Filed under:
Base
Mac OS X

After all the fuss surrounding the iPhone location log, you may be interested to know that there is a file on Macs running Snow Leopard or higher that keeps a record of files you've downloaded. This record is not purged when you clear Safari downloads, caches or even reset Safari completely.

 

The Short & Simple Summary
Launch Services is a hidden bit of OS X which helps apps open files. When you double-click on a file, Launch Services is the bit which decides which app to open. For files downloaded from the internet, it also sets a little warning flag to check with the user whether it's OK to open the file. Once you've told the computer the file is safe, the Quarantine flag is removed from the file. However, it is not removed from a database which tracks all of these warning flags.

The Quarantine Events database contains URLs of downloaded files or mail addresses and subjects for saved attachments, along with a few other bits of information.
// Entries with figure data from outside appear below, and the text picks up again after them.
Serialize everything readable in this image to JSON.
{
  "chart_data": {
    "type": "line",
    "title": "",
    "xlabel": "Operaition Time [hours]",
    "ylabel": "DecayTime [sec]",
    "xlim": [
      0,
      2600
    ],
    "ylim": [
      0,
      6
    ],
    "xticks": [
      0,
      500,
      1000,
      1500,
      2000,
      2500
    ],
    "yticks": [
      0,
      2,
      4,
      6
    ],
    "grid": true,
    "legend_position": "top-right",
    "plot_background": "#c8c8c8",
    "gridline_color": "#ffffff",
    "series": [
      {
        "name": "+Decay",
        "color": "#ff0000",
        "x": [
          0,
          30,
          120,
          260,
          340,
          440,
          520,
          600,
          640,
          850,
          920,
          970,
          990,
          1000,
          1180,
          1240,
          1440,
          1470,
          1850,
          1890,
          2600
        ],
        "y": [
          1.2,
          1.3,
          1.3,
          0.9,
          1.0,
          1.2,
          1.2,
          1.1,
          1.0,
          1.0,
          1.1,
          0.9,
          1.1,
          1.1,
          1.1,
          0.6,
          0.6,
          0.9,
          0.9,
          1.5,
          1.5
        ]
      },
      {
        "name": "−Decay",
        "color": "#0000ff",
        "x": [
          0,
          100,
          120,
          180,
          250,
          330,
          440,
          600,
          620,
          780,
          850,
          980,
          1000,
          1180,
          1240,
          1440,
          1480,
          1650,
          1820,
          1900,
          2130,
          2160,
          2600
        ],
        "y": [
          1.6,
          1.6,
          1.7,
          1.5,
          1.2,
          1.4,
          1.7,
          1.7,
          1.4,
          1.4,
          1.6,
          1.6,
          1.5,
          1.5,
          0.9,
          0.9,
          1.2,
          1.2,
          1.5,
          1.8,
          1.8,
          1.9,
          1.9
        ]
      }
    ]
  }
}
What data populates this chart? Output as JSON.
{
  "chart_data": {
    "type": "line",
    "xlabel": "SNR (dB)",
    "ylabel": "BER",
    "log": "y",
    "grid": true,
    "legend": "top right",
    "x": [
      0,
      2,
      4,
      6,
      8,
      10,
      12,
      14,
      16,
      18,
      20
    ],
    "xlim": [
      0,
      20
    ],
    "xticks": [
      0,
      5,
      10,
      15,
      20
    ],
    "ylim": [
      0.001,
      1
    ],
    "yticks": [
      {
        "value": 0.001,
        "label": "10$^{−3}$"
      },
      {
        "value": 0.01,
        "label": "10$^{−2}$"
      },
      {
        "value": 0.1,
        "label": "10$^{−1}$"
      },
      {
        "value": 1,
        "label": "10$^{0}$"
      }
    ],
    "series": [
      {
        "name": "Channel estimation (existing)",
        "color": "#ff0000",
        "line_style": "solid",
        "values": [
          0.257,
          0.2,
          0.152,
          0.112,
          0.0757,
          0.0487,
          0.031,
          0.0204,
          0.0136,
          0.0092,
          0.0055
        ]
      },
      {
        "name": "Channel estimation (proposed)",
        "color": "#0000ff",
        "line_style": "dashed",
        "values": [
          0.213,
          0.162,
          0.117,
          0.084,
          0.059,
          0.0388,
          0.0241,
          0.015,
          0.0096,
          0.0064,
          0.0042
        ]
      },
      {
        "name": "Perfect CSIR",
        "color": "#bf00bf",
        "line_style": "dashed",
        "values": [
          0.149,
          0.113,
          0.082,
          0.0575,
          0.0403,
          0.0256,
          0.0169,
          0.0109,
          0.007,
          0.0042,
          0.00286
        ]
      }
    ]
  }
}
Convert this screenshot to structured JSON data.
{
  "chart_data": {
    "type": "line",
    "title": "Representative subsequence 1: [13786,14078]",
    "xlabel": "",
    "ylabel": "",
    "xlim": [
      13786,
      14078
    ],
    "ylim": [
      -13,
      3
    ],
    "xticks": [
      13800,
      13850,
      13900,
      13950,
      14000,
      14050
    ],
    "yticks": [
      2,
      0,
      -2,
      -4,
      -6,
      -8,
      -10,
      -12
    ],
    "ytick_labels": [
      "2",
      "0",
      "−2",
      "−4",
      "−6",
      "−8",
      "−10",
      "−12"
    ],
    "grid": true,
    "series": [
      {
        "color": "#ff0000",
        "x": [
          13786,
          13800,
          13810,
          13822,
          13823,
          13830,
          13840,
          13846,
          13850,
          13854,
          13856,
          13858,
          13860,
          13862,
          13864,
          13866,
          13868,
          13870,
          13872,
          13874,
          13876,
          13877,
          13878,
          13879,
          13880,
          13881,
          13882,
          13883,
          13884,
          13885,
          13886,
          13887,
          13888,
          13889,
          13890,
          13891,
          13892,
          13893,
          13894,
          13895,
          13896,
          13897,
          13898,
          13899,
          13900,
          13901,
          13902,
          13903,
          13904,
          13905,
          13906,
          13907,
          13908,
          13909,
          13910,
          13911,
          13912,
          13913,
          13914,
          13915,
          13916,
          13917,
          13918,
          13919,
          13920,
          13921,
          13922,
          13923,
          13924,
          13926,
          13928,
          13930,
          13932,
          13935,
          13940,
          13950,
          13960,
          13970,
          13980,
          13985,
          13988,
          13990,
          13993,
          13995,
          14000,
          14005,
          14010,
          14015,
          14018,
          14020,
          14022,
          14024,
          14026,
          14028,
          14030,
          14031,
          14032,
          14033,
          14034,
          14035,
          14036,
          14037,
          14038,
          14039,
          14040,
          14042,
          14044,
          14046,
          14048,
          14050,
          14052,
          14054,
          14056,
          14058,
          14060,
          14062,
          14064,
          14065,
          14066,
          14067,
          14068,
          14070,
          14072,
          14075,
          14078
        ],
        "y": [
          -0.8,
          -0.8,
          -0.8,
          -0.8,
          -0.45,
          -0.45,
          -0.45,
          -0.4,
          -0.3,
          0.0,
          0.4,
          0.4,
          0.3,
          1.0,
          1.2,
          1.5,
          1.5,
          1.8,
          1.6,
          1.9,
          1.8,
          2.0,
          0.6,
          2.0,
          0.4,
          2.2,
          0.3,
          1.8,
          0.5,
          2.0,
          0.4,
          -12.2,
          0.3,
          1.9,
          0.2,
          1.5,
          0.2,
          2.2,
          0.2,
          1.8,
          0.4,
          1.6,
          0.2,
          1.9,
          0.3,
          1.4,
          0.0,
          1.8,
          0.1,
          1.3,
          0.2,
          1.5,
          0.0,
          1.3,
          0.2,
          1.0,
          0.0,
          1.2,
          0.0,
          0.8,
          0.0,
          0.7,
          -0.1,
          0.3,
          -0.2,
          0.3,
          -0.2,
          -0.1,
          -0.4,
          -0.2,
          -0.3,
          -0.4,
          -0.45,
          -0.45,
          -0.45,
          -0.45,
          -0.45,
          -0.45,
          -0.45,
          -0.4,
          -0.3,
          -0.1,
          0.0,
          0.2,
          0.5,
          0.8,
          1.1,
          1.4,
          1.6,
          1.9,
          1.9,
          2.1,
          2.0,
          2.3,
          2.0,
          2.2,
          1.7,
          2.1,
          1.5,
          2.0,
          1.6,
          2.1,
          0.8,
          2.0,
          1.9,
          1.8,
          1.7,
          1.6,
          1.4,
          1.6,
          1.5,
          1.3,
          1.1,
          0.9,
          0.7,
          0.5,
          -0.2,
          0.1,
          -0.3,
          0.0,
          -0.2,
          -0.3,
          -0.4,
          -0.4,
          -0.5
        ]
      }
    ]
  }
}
For my computer, there were saved events from 4 year old emails!

This database file is located at: ~/Library/Preferences/com.apple.LaunchServices.QuarantineEvents. You can open the file with Base, or another SQLite editor if you prefer.

 

An Example Of What Happens When You Download A File

We’ll run through a quick example of what happens with the Quarantine when you download an application from the internet. You can skip this section if you’re not interested.

In this example, I'll use Base as the test download, since it can open the Quarantine event database.


  1. Download Base from this link and unzip it, but do not launch it yet
  2. Open the Terminal and run the following command: xattr -l ~/Downloads/Base.app
  3. Take a look at the results of that command. There will be a line starting with "com.apple.quarantine". This is what we're interested in.
  4. Run the app. You should get a warning like this: Untrusted App Alert
  5. Allow the app to run by clicking "Open"
  6. Go back to the terminal and run the command from step 2 again. The line starting "com.apple.quarantine" should be gone. The app is no longer quarantined since you allowed it to run.

You may have noticed in step 3 that part of the output from the xattr command is a UUID (looks something like: 24F21910-D116-40E4-B652-5719A0385561). This UUID is stored in the Quarantine database and it's entry is not removed when the file flag is removed.

To show this entry, go back to Base, and use it to open the Quarantine Events database. This is located at ~/Library/Preferences/com.apple.LaunchServices.QuarantineEvents. Select the data tab and you'll probably find a massive list of downloaded files. We can quickly find the download from step one by adding a filter at the bottom of the window.
You want the filter to look like this: Filter bar showing UUID.
You should be left with a single row representing your download.

 

Wrapping Up

I’d like to thank Dorian Johnson for bringing this file to my attention. I was incredibly surprised when I opened it and found listings from downloaded email attachments more than four years old!

The Quarantine Events database file contains the bare minimum of information needed for Launch Services to display the warning message when opening an untrusted file. I'm not sure why items which have been opened aren't purged though. It could simply be an oversight, in a similar manner to the iPhone location log. I'll be very interested if someone could explain in detail.